Image: Jean Marie del Morale

This imaginative initiative comes exactly 60 years after the artist established his atelier on the island. Having lived in various places in France and Spain, Miró settled in Mallorca in 1956 after taking his family there during the second world war. His studio offered a very personal retreat, where he worked tirelessly until his death in 1983. “When he closed the door behind him, he knew he was cutting off all contact with the outside world and entering into his imaginary universe. This imaginary space – his reality – was arranged against a background of Mediterranean light, colours and shapes,” says the art historian Joan Punyet Miró.


As the artist’s grandson, Miró has collaborated closely with Elvira Camara, director of the Fundació Pilar i Joan Miró in Mallorca and curator of Mayoral Galeria d’Art’s exhibition in London. “I will never forget when I walked with my grandfather into his studio in Palma de Mallorca on April 20 1978,” he told me. “He was 85 and I was only 10. These Joan Miró studios can be visited today at the Fundació Pilar i Joan Miró in Mallorca and remain as my grandfather left them when he died, aged 90, on December 25 1983. Mayoral is making this studio available for Londoners to visit during the exhibition. It is indeed a unique experience that I highly recommend to all those curious art lovers looking for something inspirational and challenging.”

Image: Archivo Successió Miró

“Our aim is to be as historically accurate as possible,” says the gallery’s director, Jordi Mayoral. “Along with 25 original paintings and drawings there are household items, furniture and letters between the artist and the studio’s architect, Josep Lluis Sert, allowing visitors to experience the atmosphere of the atelier space that was so important to Miró.”
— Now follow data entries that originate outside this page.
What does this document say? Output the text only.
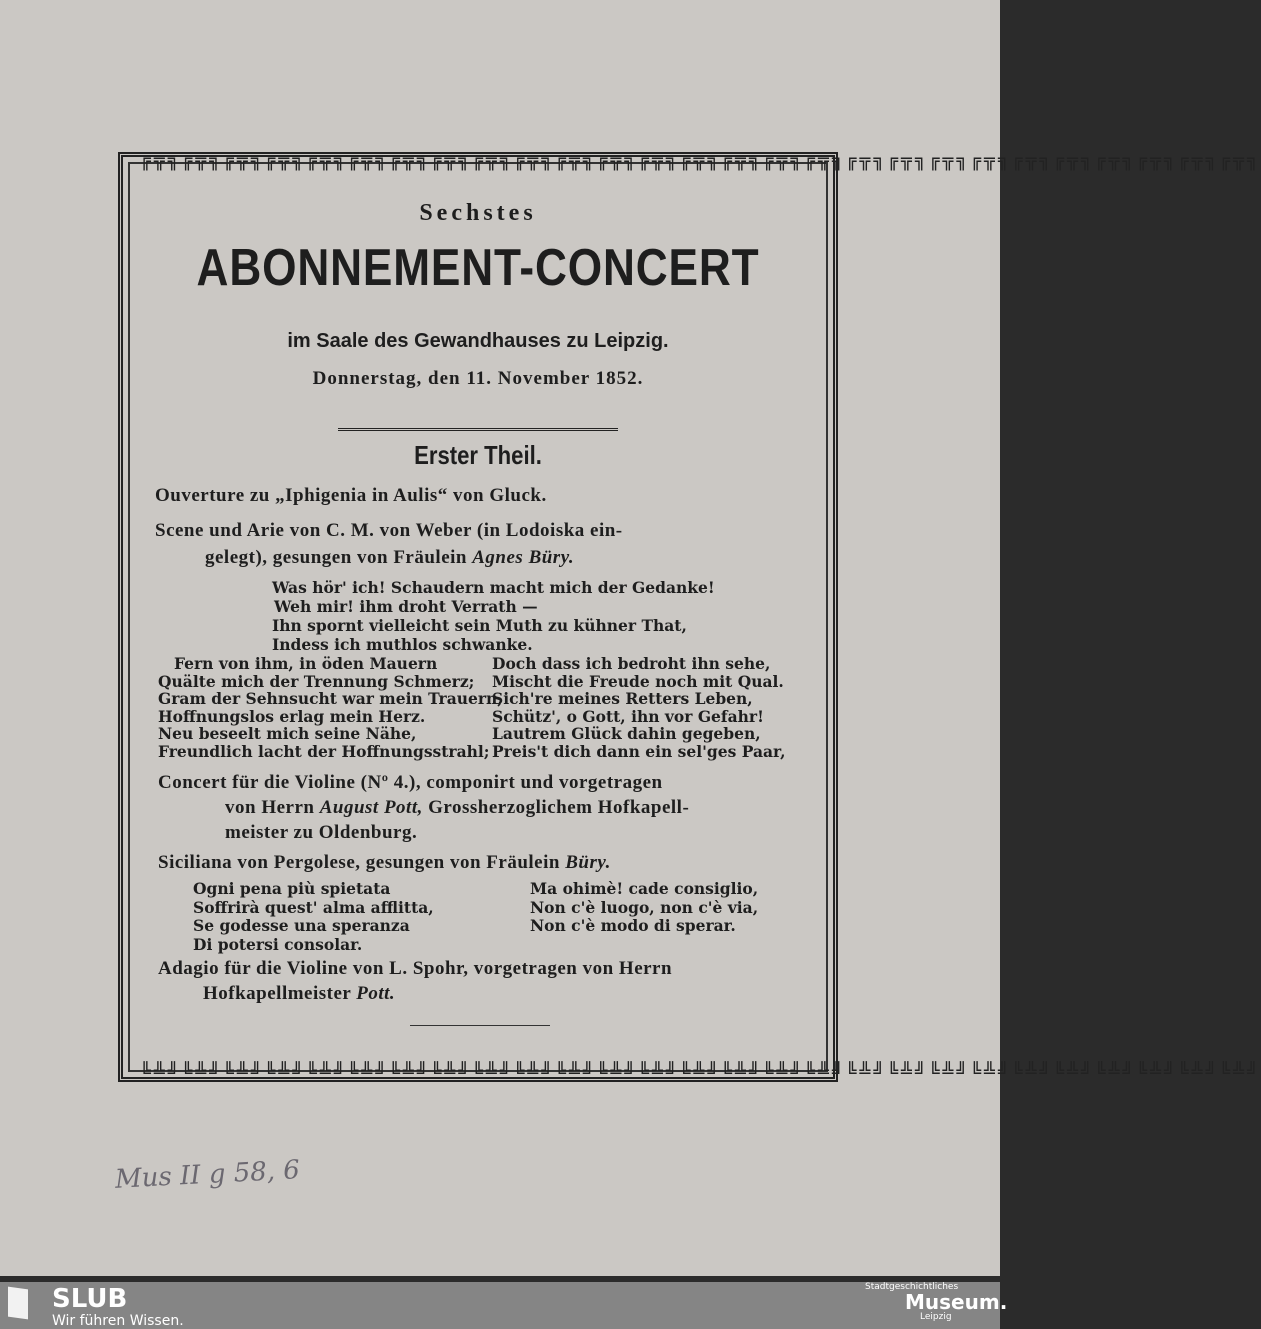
╔╦╗╔╦╗╔╦╗╔╦╗╔╦╗╔╦╗╔╦╗╔╦╗╔╦╗╔╦╗╔╦╗╔╦╗╔╦╗╔╦╗╔╦╗╔╦╗╔╦╗╔╦╗╔╦╗╔╦╗╔╦╗╔╦╗╔╦╗╔╦╗╔╦╗╔╦╗╔╦╗
╚╩╝╚╩╝╚╩╝╚╩╝╚╩╝╚╩╝╚╩╝╚╩╝╚╩╝╚╩╝╚╩╝╚╩╝╚╩╝╚╩╝╚╩╝╚╩╝╚╩╝╚╩╝╚╩╝╚╩╝╚╩╝╚╩╝╚╩╝╚╩╝╚╩╝╚╩╝╚╩╝
Sechstes
ABONNEMENT-CONCERT
im Saale des Gewandhauses zu Leipzig.
Donnerstag, den 11. November 1852.
Erster Theil.
Ouverture zu „Iphigenia in Aulis“ von Gluck.
Scene und Arie von C. M. von Weber (in Lodoiska ein-
gelegt), gesungen von Fräulein Agnes Büry.
Was hör' ich! Schaudern macht mich der Gedanke!
Weh mir! ihm droht Verrath —
Ihn spornt vielleicht sein Muth zu kühner That,
Indess ich muthlos schwanke.
Fern von ihm, in öden Mauern
Quälte mich der Trennung Schmerz;
Gram der Sehnsucht war mein Trauern,
Hoffnungslos erlag mein Herz.
Neu beseelt mich seine Nähe,
Freundlich lacht der Hoffnungsstrahl;
Doch dass ich bedroht ihn sehe,
Mischt die Freude noch mit Qual.
Sich're meines Retters Leben,
Schütz', o Gott, ihn vor Gefahr!
Lautrem Glück dahin gegeben,
Preis't dich dann ein sel'ges Paar,
Concert für die Violine (Nº 4.), componirt und vorgetragen
von Herrn August Pott, Grossherzoglichem Hofkapell-
meister zu Oldenburg.
Siciliana von Pergolese, gesungen von Fräulein Büry.
Ogni pena più spietata
Soffrirà quest' alma afflitta,
Se godesse una speranza
Di potersi consolar.
Ma ohimè! cade consiglio,
Non c'è luogo, non c'è via,
Non c'è modo di sperar.
Adagio für die Violine von L. Spohr, vorgetragen von Herrn
Hofkapellmeister Pott.
Mus II g 58, 6
SLUB
Wir führen Wissen.
Stadtgeschichtliches
Museum.
Leipzig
Nearly all the works – which date from the period when Miró was working in the Mallorcan studio – are available to purchase (€100,000-€5m). Here are favourite Miró tropes – surreal women, birds and organic forms drawn with sharply defined lines – which, along with his bold handling of colour, made him such a significant influence on late-20th-century art. Ranging in style from the gentle watercolour Woman, Enfant, Bird (1956) to the dramatic, helmet-like form in Untitled (1981), Mallorca’s hold on the artist is clear. Joyous primary colours conjure a Woman with a Beautiful Hat, Star (1978), while Personages in a Landscape (1976) evokes a velvety Mallorcan night with a peppermint-drop moon. Nor is it any wonder that the arresting surrealism of Femmes V (1969) and Woman in Front of the Moon (1978, first picture) enthralled abstract expressionists such as Mark Rothko and Jackson Pollock. The “poetic universe of Miró’s studio in Mallorca”, as Mayoral puts it, will brighten London for just three weeks. Catch it while you can.